Umpires boycotted a conference call with Major League Baseball regarding instant replay yesterday:
Umpires say they're unhappy that replay equipment is being installed away from the field in nearly all major league ballparks and say MLB wants to limit the number of umpires allowed to review replay monitors.

They also aren't pleased that MLB wants them to discuss the replays with umpire supervisors in New York before making a decision on whether to reverse a call. They claim MLB may not be able to provide replays for some rescheduled games.

That's well and good, but I hope someone with some institutional memory reminds their brethren what happened the last time the umps took a defiant stance with respect to labor issues.


mooseinohio said...

I hope this doesn't turn into the NHL having to contact Toronto on every reviewed goal and causing some serious game delays. Plus the umpires may want to tread carefully as Selig often overcompensates for his failures in dealing with the players union by taking it out on the umpire unions.

Christopher D. Heer said...

I'm not sure I get why the overcomplicated system of contacting a central location is necessary.

Am I oversimplifying things, or does the NFL system make more sense? Just have one of the umps review the replays on-scene. Give him a fixed amount of time to review the footage. If it's not *clear* that the call was wrong, don't overturn the call. The End.

Justin Zeth said...

The "serious game delays" while reviewing an NHL goal/no-goal that mooseinohio describes is still not half as long as the average NFL replay. Plus, the NHL gets it right 90% of the time, whereas the NFL gets it right 50% to 60% of the time. The NFL's system is horrible; the NHL's is what baseball needs.

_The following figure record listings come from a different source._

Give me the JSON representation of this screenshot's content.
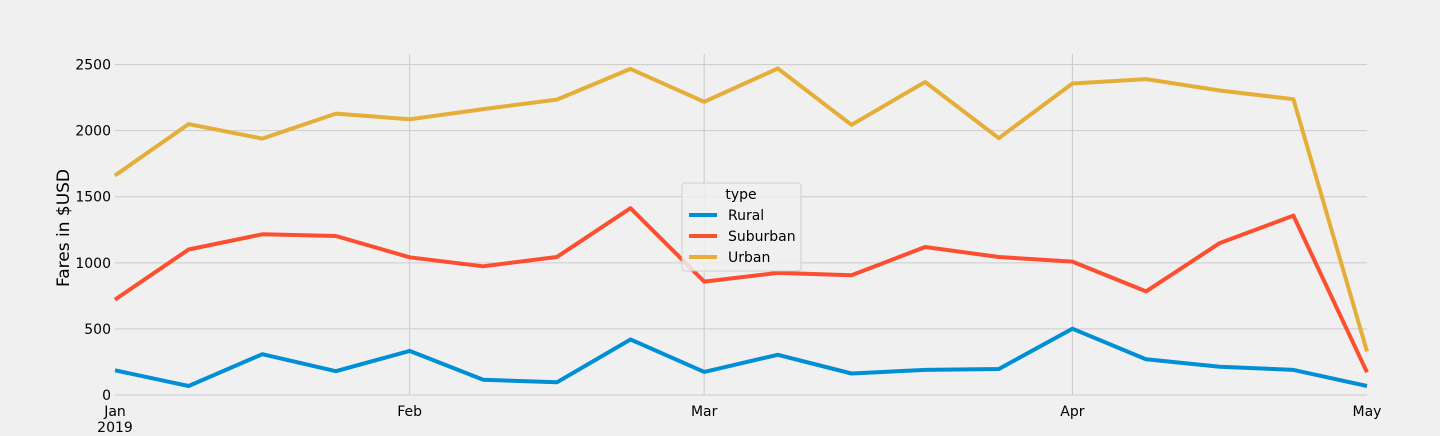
{
  "chart_data": {
    "type": "line",
    "title": "",
    "xlabel": "",
    "ylabel": "Fares in $USD",
    "x": [
      "2019-01-06",
      "2019-01-13",
      "2019-01-20",
      "2019-01-27",
      "2019-02-03",
      "2019-02-10",
      "2019-02-17",
      "2019-02-24",
      "2019-03-03",
      "2019-03-10",
      "2019-03-17",
      "2019-03-24",
      "2019-03-31",
      "2019-04-07",
      "2019-04-14",
      "2019-04-21",
      "2019-04-28",
      "2019-05-05"
    ],
    "xlim": [
      "2019-01-06",
      "2019-05-05"
    ],
    "x_ticks": [
      {
        "date": "2019-01-06",
        "label": "Jan",
        "sublabel": "2019"
      },
      {
        "date": "2019-02-03",
        "label": "Feb",
        "sublabel": ""
      },
      {
        "date": "2019-03-03",
        "label": "Mar",
        "sublabel": ""
      },
      {
        "date": "2019-04-07",
        "label": "Apr",
        "sublabel": ""
      },
      {
        "date": "2019-05-05",
        "label": "May",
        "sublabel": ""
      }
    ],
    "ylim": [
      0,
      2580
    ],
    "y_ticks": [
      0,
      500,
      1000,
      1500,
      2000,
      2500
    ],
    "grid": true,
    "legend": {
      "title": "type",
      "placement": "center"
    },
    "series": [
      {
        "name": "Rural",
        "color": "#008fd5",
        "values": [
          187,
          68,
          309,
          180,
          334,
          116,
          96,
          420,
          175,
          304,
          163,
          190,
          197,
          502,
          270,
          214,
          190,
          68
        ]
      },
      {
        "name": "Suburban",
        "color": "#fc4f30",
        "values": [
          722,
          1101,
          1216,
          1203,
          1042,
          974,
          1044,
          1413,
          858,
          924,
          906,
          1120,
          1044,
          1009,
          784,
          1149,
          1357,
          172
        ]
      },
      {
        "name": "Urban",
        "color": "#e5ae38",
        "values": [
          1661,
          2050,
          1940,
          2129,
          2086,
          2163,
          2235,
          2467,
          2218,
          2470,
          2044,
          2368,
          1943,
          2357,
          2390,
          2304,
          2238,
          330
        ]
      }
    ]
  }
}
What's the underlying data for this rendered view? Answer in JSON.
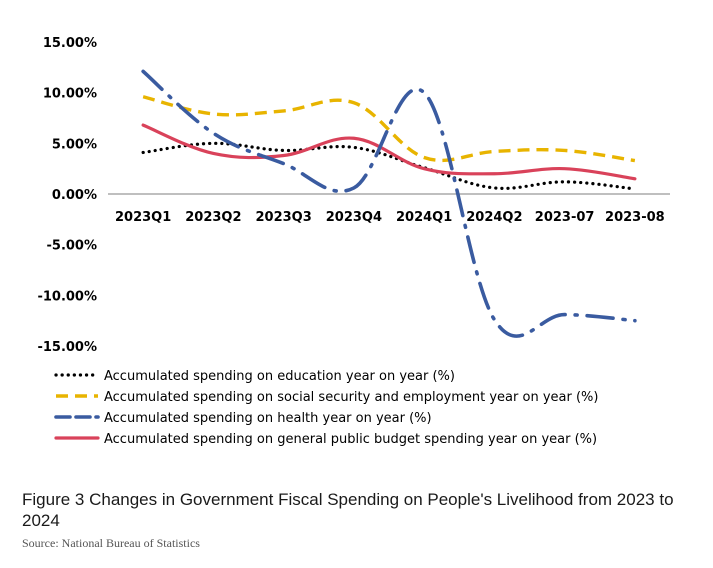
{
  "caption": "Figure 3 Changes in Government Fiscal Spending on People's Livelihood from 2023 to 2024",
  "source": "Source: National Bureau of Statistics",
  "chart_data": {
    "type": "line",
    "title": "",
    "xlabel": "",
    "ylabel": "",
    "categories": [
      "2023Q1",
      "2023Q2",
      "2023Q3",
      "2023Q4",
      "2024Q1",
      "2024Q2",
      "2023-07",
      "2023-08"
    ],
    "ylim": [
      -0.15,
      0.15
    ],
    "yticks": [
      0.15,
      0.1,
      0.05,
      0.0,
      -0.05,
      -0.1,
      -0.15
    ],
    "ytick_labels": [
      "15.00%",
      "10.00%",
      "5.00%",
      "0.00%",
      "-5.00%",
      "-10.00%",
      "-15.00%"
    ],
    "grid": false,
    "legend_position": "bottom",
    "series": [
      {
        "name": "Accumulated spending on education year on year (%)",
        "color": "#000000",
        "dash": "dotted",
        "values": [
          0.041,
          0.05,
          0.043,
          0.046,
          0.026,
          0.006,
          0.012,
          0.005
        ]
      },
      {
        "name": "Accumulated spending on social security and employment year on year (%)",
        "color": "#E8B400",
        "dash": "dashed",
        "values": [
          0.096,
          0.079,
          0.082,
          0.09,
          0.036,
          0.042,
          0.043,
          0.033
        ]
      },
      {
        "name": "Accumulated spending on health year on year (%)",
        "color": "#3A5BA0",
        "dash": "long-dash-dot",
        "values": [
          0.121,
          0.06,
          0.03,
          0.006,
          0.1,
          -0.124,
          -0.119,
          -0.125
        ]
      },
      {
        "name": "Accumulated spending on general public budget spending year on year (%)",
        "color": "#D9425A",
        "dash": "solid",
        "values": [
          0.068,
          0.04,
          0.038,
          0.055,
          0.025,
          0.02,
          0.025,
          0.015
        ]
      }
    ]
  }
}
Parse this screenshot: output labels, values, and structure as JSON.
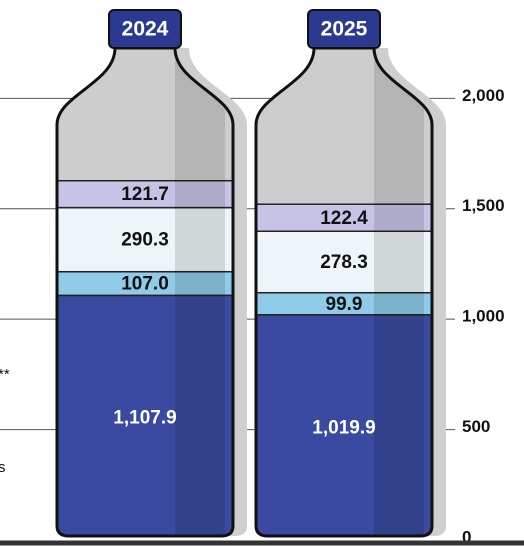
{
  "chart_data": {
    "type": "bottle-stack",
    "categories": [
      "2024",
      "2025"
    ],
    "series": [
      {
        "color": "#3a4aa0",
        "values": [
          1107.9,
          1019.9
        ],
        "value_labels": [
          "1,107.9",
          "1,019.9"
        ],
        "label_color": "#ffffff"
      },
      {
        "color": "#8fcbe8",
        "values": [
          107.0,
          99.9
        ],
        "value_labels": [
          "107.0",
          "99.9"
        ],
        "label_color": "#111111"
      },
      {
        "color": "#eef5f8",
        "values": [
          290.3,
          278.3
        ],
        "label_color": "#111111"
      },
      {
        "color": "#c6c4e6",
        "values": [
          121.7,
          122.4
        ],
        "label_color": "#111111"
      }
    ],
    "ylim": [
      0,
      2400
    ],
    "yticks": [
      0,
      500,
      {
        "value": 1000,
        "label": "1,000"
      },
      {
        "value": 1500,
        "label": "1,500"
      },
      {
        "value": 2000,
        "label": "2,000"
      }
    ],
    "grid": true,
    "side_labels": [
      "**",
      "s"
    ]
  }
}
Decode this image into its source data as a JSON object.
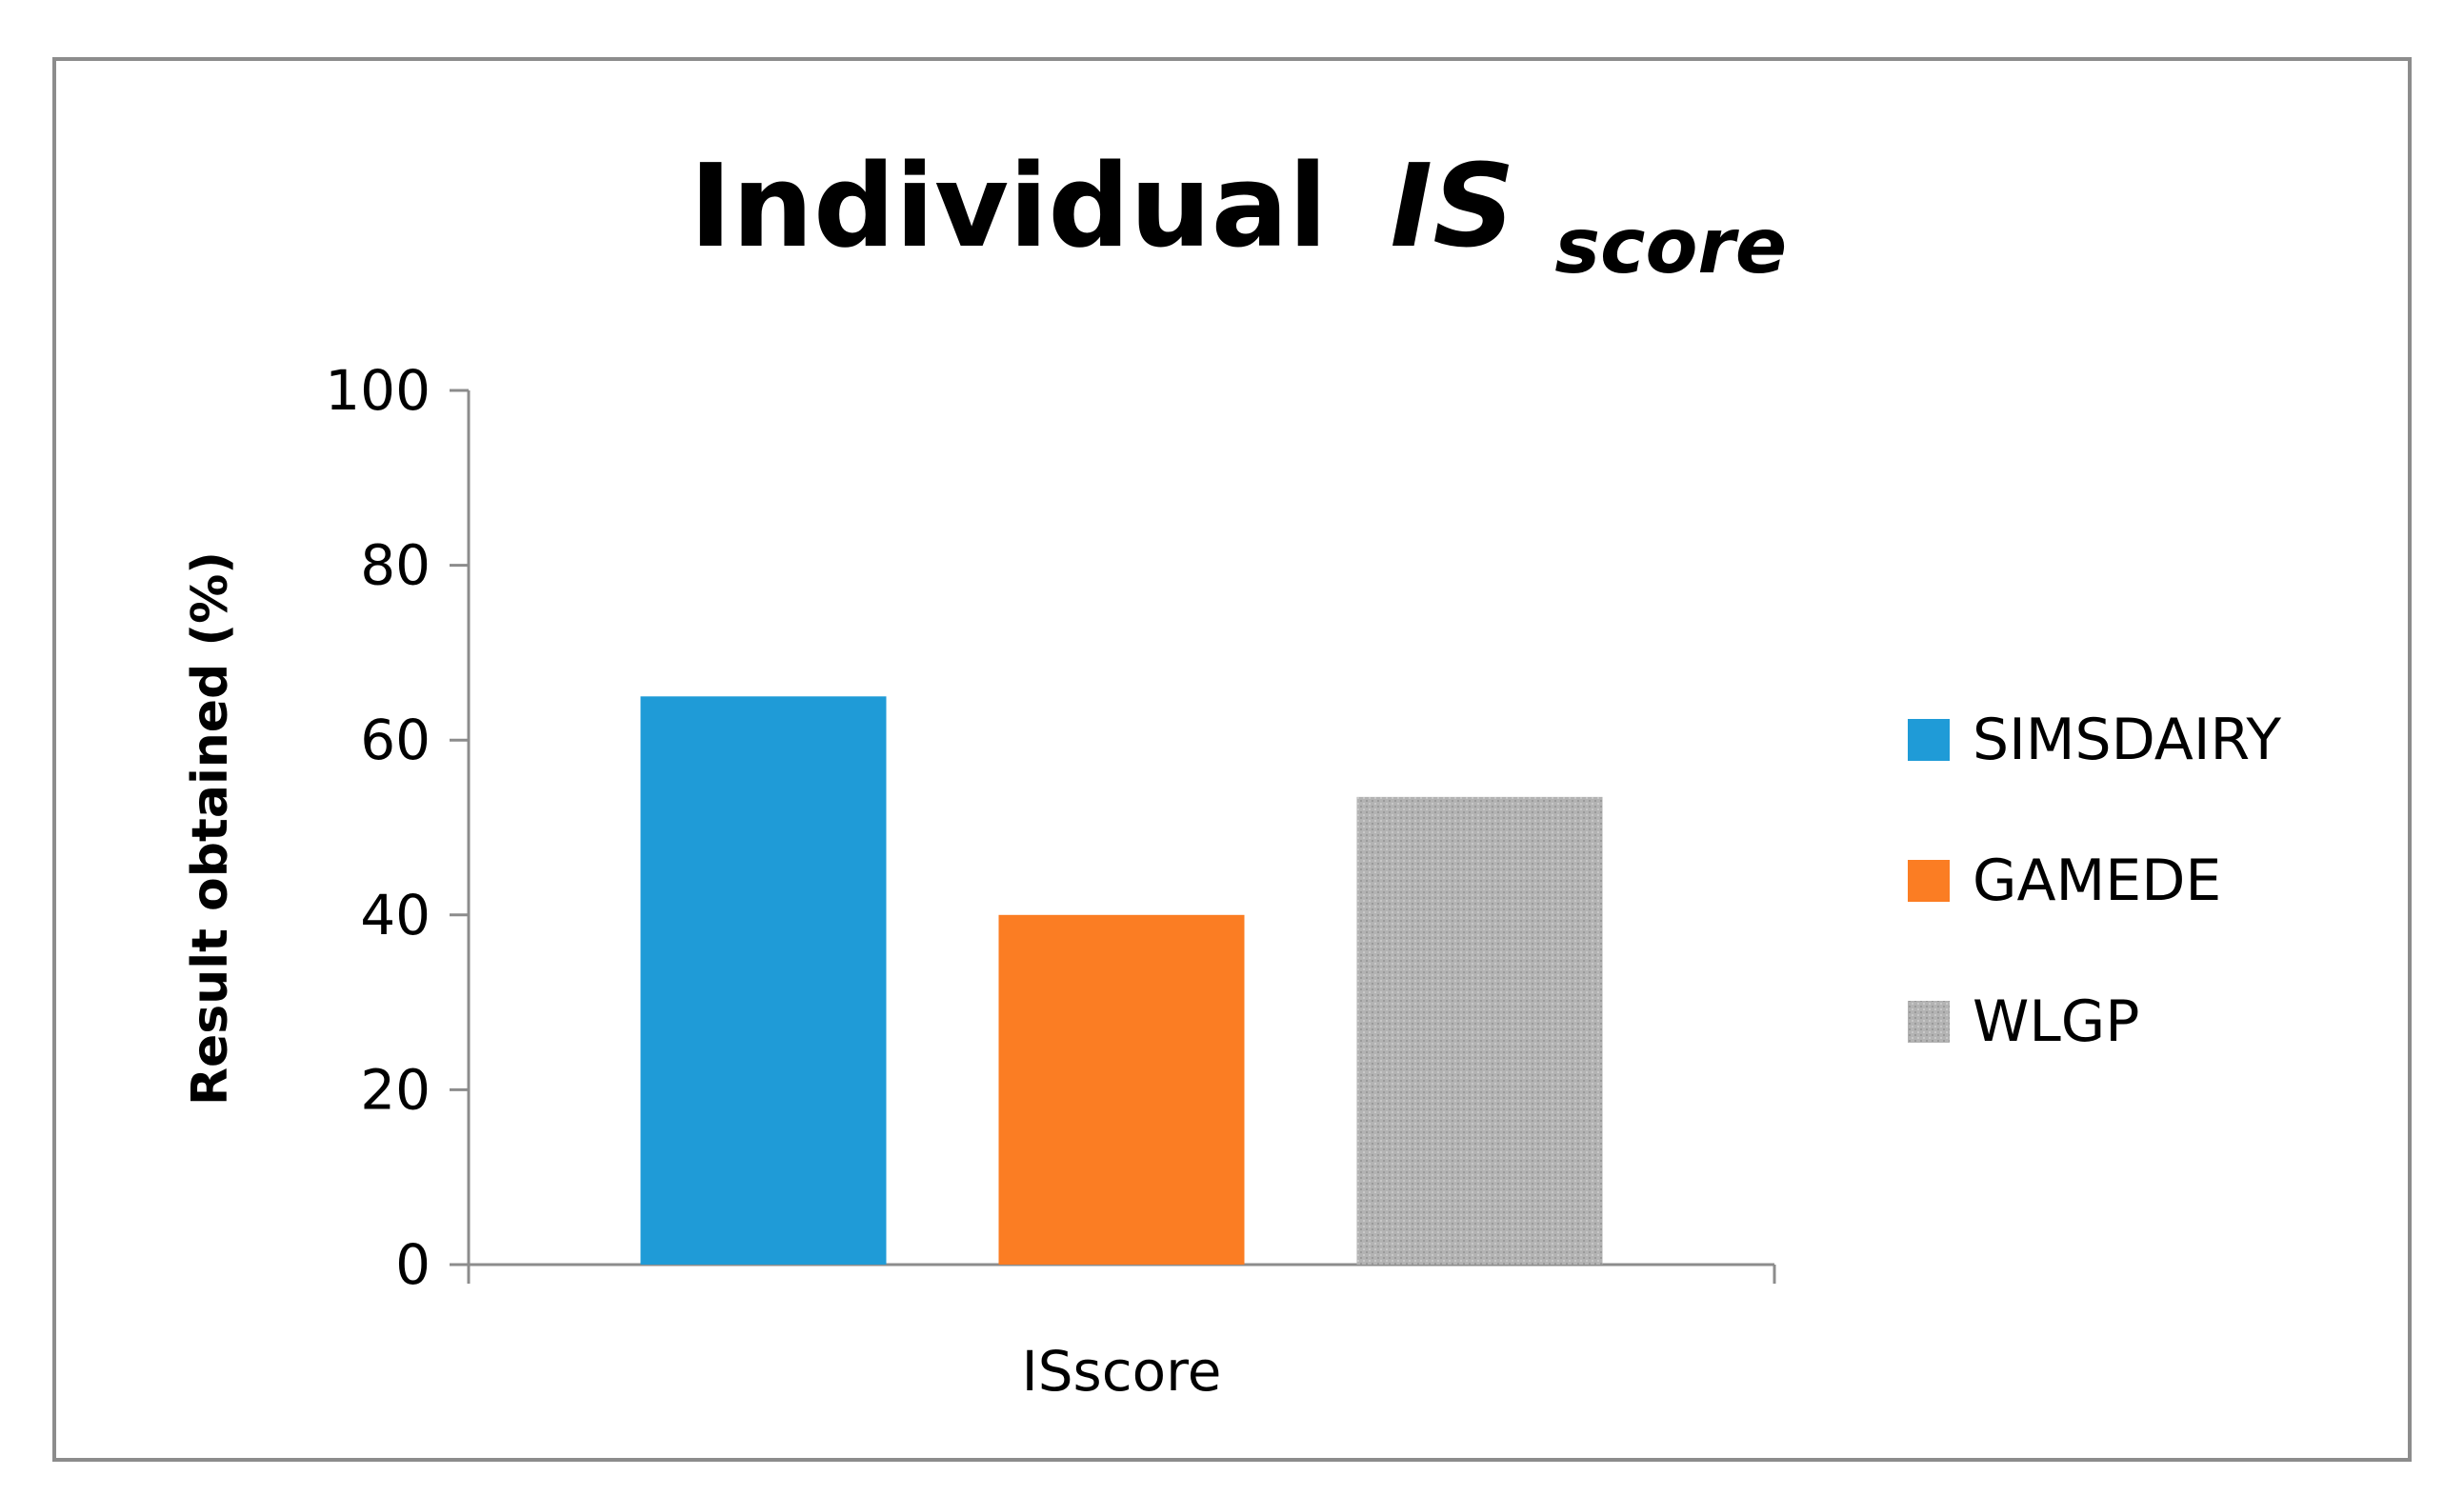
{
  "chart_data": {
    "type": "bar",
    "title": "Individual",
    "title_italic": "IS",
    "title_subscript": "score",
    "ylabel": "Result obtained (%)",
    "xlabel": "",
    "categories": [
      "ISscore"
    ],
    "ylim": [
      0,
      100
    ],
    "yticks": [
      "0",
      "20",
      "40",
      "60",
      "80",
      "100"
    ],
    "grid": false,
    "legend_position": "right",
    "series": [
      {
        "name": "SIMSDAIRY",
        "values": [
          65
        ],
        "color": "#1f9bd7"
      },
      {
        "name": "GAMEDE",
        "values": [
          40
        ],
        "color": "#fb7d23"
      },
      {
        "name": "WLGP",
        "values": [
          53.5
        ],
        "color": "#b3b3b3"
      }
    ]
  }
}
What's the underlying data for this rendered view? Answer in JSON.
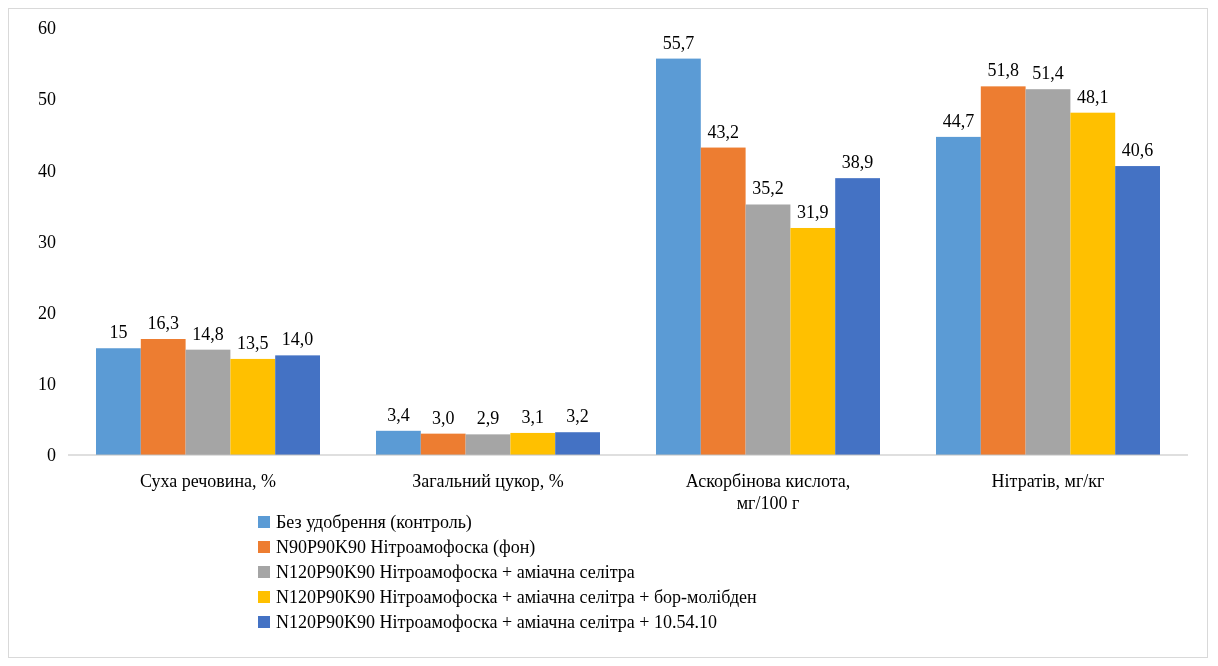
{
  "chart_data": {
    "type": "bar",
    "categories": [
      "Суха речовина, %",
      "Загальний цукор, %",
      "Аскорбінова кислота, мг/100 г",
      "Нітратів, мг/кг"
    ],
    "series": [
      {
        "name": "Без удобрення (контроль)",
        "color": "#5b9bd5",
        "values": [
          15,
          3.4,
          55.7,
          44.7
        ],
        "value_labels": [
          "15",
          "3,4",
          "55,7",
          "44,7"
        ]
      },
      {
        "name": "N90P90K90  Нітроамофоска (фон)",
        "color": "#ed7d31",
        "values": [
          16.3,
          3.0,
          43.2,
          51.8
        ],
        "value_labels": [
          "16,3",
          "3,0",
          "43,2",
          "51,8"
        ]
      },
      {
        "name": "N120P90K90  Нітроамофоска + аміачна селітра",
        "color": "#a5a5a5",
        "values": [
          14.8,
          2.9,
          35.2,
          51.4
        ],
        "value_labels": [
          "14,8",
          "2,9",
          "35,2",
          "51,4"
        ]
      },
      {
        "name": "N120P90K90  Нітроамофоска + аміачна селітра + бор-молібден",
        "color": "#ffc000",
        "values": [
          13.5,
          3.1,
          31.9,
          48.1
        ],
        "value_labels": [
          "13,5",
          "3,1",
          "31,9",
          "48,1"
        ]
      },
      {
        "name": "N120P90K90  Нітроамофоска + аміачна селітра + 10.54.10",
        "color": "#4472c4",
        "values": [
          14.0,
          3.2,
          38.9,
          40.6
        ],
        "value_labels": [
          "14,0",
          "3,2",
          "38,9",
          "40,6"
        ]
      }
    ],
    "ylim": [
      0,
      60
    ],
    "yticks": [
      0,
      10,
      20,
      30,
      40,
      50,
      60
    ],
    "grid": false,
    "legend": "bottom"
  }
}
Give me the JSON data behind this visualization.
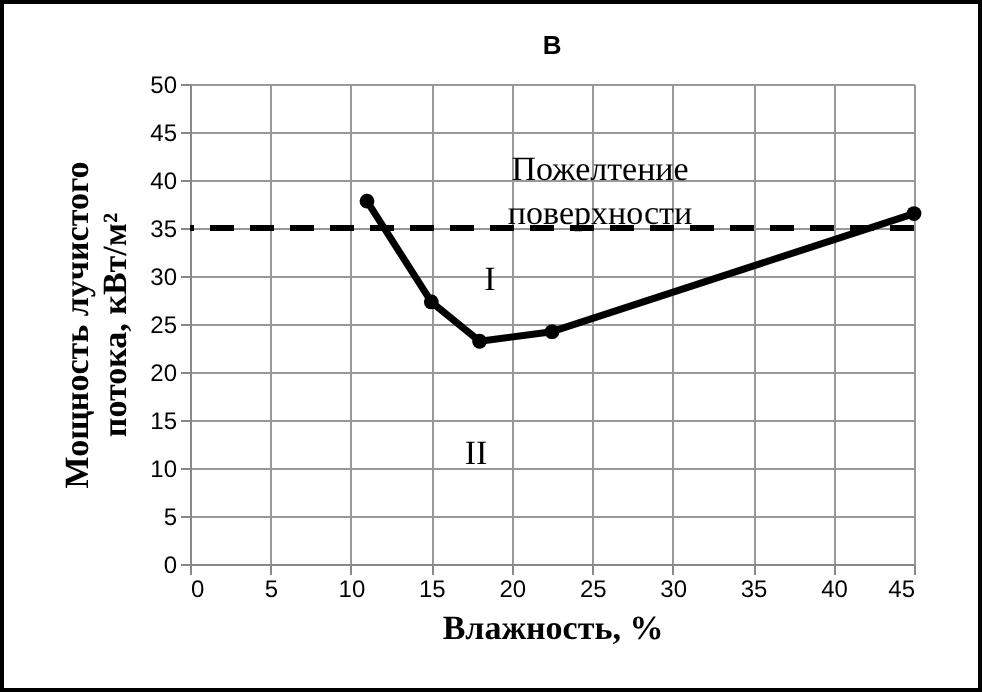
{
  "chart_data": {
    "type": "line",
    "title": "В",
    "xlabel": "Влажность, %",
    "ylabel": "Мощность лучистого потока, кВт/м²",
    "x": [
      11,
      15,
      18,
      22.5,
      45
    ],
    "series": [
      {
        "color": "#000000",
        "values": [
          37.8,
          27.3,
          23.2,
          24.2,
          36.5
        ]
      }
    ],
    "xlim": [
      0,
      45
    ],
    "xticks": [
      0,
      5,
      10,
      15,
      20,
      25,
      30,
      35,
      40,
      45
    ],
    "ylim": [
      0,
      50
    ],
    "yticks": [
      0,
      5,
      10,
      15,
      20,
      25,
      30,
      35,
      40,
      45,
      50
    ],
    "grid": true,
    "marker": "circle",
    "line_style": "solid",
    "ref_lines": [
      {
        "axis": "y",
        "value": 35,
        "color": "#000000",
        "line_style": "dashed"
      }
    ],
    "annotations": [
      "Пожелтение поверхности",
      "I",
      "II"
    ]
  }
}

The umpires basically have no leverage here. They're much more replaceable than players, for all the obvious reasons. Wouldn't be a happy situation to replace all the umpires on the fly, but baseball can go on. They might be able to stop replay from arriving this season if they want to really push hard about it, but that's about as far as I think they can go with it. The Selig won't care a bit of they decide to strike over it; he'll just get new umpires while the lawyers fight it out over the next God knows how many years.

Justin Zeth said...

By the way, in both the NHL and NFL (but ESPECIALLY so in the NFL), the original call on the field almost always stands unless the replay makes it totally brain-dead obvious it was wrong, and I mean REALLY TOTALLY brain-dead obvious.

I have no doubt MLB's replay will be the same.